Foot Mercato : tu sors d’une saison de “reconstruction” à Molenbeek, où tu as même été nommé capitaine en fin de saison. Parle nous-en
Jeff Reine-Adélaïde : c’est sûr que ça a été une saison importante sachant que j’arrivais à la fin de mon contrat (il avait signé un bail d’une saison à l’été 2023). Il fallait se montrer, retrouver du temps de jeu et de la continuité. Puis sur le plan personnel, l’idée, c’était de reprendre confiance en mon corps, de me montrer que j’étais capable d’enchaîner les matches et de jouer tous les trois jours. Je suis assez content, même si sur le plan collectif, il y a la déception de la relégation.
FM : tu t’es remis en selle avec 27 apparitions cette saison, apprécies-tu les matches différemment aujourd’hui ?

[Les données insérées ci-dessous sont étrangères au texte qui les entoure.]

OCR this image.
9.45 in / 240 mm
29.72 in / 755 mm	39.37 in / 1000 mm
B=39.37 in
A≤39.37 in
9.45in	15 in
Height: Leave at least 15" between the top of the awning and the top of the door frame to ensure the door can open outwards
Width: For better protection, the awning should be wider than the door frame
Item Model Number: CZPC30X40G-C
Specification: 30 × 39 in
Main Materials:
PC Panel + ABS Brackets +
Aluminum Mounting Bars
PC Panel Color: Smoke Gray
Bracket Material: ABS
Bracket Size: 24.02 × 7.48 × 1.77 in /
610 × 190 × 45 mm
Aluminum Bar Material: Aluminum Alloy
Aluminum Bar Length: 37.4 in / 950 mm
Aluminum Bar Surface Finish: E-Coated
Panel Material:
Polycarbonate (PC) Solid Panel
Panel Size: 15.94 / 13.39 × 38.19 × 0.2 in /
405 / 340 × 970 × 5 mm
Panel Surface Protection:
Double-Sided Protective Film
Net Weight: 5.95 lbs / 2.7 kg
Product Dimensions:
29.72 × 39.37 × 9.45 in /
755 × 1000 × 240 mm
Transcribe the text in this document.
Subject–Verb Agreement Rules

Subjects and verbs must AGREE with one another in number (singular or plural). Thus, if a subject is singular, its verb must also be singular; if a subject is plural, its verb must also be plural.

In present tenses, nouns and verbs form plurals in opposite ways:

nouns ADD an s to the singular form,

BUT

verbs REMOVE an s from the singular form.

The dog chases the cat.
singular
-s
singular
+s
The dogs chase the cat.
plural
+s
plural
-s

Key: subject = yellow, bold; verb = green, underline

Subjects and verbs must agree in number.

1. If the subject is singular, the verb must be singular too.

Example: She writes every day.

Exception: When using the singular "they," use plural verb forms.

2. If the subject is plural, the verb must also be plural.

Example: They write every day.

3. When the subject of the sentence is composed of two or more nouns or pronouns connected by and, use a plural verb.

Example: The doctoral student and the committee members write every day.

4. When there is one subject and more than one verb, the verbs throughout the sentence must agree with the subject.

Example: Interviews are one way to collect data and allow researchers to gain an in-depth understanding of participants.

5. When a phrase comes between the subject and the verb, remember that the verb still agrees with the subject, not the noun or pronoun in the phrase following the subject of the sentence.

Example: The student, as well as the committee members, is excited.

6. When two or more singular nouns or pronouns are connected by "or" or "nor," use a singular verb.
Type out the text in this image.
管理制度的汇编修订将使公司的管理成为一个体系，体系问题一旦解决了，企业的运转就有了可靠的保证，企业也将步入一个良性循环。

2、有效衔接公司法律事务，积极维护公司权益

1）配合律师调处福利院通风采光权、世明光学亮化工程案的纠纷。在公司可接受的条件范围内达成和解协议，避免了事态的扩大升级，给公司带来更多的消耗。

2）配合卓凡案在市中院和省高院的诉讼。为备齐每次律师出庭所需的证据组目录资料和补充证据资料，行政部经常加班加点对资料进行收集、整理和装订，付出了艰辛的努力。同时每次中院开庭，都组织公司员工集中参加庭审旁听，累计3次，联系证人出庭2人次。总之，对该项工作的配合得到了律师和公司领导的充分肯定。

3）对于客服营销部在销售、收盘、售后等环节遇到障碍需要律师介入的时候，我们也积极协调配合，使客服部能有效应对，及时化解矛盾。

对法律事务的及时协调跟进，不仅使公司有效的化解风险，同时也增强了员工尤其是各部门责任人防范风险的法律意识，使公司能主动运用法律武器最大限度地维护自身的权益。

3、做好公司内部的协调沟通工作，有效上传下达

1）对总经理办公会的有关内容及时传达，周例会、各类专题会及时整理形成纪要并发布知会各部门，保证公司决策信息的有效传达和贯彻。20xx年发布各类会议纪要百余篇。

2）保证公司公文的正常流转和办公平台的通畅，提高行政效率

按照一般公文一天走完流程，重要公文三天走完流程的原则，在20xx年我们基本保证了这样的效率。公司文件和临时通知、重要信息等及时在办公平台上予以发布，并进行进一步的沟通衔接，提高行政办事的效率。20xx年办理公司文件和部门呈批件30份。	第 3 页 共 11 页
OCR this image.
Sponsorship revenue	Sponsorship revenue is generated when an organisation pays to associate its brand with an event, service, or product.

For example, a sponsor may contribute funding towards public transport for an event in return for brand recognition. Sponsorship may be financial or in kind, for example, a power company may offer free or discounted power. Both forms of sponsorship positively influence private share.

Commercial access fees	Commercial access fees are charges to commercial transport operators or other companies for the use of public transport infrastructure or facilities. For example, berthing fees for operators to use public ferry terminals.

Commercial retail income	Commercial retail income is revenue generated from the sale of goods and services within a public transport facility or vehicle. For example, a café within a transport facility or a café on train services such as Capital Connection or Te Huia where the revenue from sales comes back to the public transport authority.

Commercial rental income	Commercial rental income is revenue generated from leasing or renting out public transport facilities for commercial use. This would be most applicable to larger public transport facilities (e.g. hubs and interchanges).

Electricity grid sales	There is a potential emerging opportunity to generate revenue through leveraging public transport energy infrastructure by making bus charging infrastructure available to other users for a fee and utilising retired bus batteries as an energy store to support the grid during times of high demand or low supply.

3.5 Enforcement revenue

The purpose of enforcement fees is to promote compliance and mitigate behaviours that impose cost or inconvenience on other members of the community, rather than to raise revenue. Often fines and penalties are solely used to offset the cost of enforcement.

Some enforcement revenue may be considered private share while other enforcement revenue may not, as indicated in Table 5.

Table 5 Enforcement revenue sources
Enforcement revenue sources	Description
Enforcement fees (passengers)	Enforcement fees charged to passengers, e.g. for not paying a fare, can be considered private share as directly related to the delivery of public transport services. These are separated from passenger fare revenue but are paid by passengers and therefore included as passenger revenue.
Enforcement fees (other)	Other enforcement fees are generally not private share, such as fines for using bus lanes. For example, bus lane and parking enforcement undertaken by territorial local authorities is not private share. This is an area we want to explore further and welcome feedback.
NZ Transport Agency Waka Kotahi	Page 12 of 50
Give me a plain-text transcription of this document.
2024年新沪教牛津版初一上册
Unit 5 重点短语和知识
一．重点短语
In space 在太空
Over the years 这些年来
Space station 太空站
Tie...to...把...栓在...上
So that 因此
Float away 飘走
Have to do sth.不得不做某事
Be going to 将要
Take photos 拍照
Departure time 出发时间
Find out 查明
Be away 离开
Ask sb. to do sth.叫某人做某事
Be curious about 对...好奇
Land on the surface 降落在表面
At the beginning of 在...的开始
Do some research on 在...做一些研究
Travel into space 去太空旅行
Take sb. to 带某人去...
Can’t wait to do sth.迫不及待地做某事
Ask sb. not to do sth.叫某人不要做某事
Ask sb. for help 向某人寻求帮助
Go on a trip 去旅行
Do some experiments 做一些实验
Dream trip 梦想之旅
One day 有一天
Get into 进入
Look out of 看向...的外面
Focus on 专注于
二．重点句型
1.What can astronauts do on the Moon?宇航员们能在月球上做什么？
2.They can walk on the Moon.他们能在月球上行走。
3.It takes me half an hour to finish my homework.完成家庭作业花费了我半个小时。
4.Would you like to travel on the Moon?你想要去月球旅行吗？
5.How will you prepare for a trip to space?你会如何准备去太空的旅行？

JRA : oui, tout à fait. En fait, je suis un joueur qui ne prend pas le football comme un métier, mais plutôt comme un plaisir. Même si à travers ce plaisir, il y a toujours cette quête de la performance. Mais j’aime le football, j’aime faire plaisir aux supporters, et rejouer comme j’ai pu le faire cette saison, ça me procure de la joie. Arriver au stade en bus, descendre devant tous les supporters, arriver à l’échauffement avec les coéquipiers, ce sont des petits détails, mais aujourd’hui, je les savoure… En fait, je kiffe tous ces petits moments auxquels je n’accordais pas forcément d’attention avant. Et c’est après certaines péripéties que tu prends conscience de l’amour que tu portes au football.
«C’est dur d’entendre des gens dire que tu es fini à 25 ans»
FM : quelle part le mental a-t-il occupé pour te revoir ici sur les terrains ?
JRA : 100%. J’ai dû me battre pour revenir sur les terrains, me battre par rapport aux personnes qui ne croyaient plus en moi. J’ai dû m’arracher contre pas mal de choses. J’avais 25 ans l’année dernière, et quand tu es aussi jeune, c’est dur d’entendre des gens dire que tu es “fini”. Le mental prime dans ces moments, et tu le construis grâce à l’aide de ton entourage. Si c’est une revanche ? Oui, mais surtout pour moi-même. Après, les gens peuvent émettre des critiques, mais ce sera toujours à nous, les joueurs, de leur montrer qu’ils ont tort.
FM : on a pu te voir jouer 6, 8, mais aussi ailier ces dernières saisons, as-tu un poste préférentiel et comment expliques-tu cette polyvalence ?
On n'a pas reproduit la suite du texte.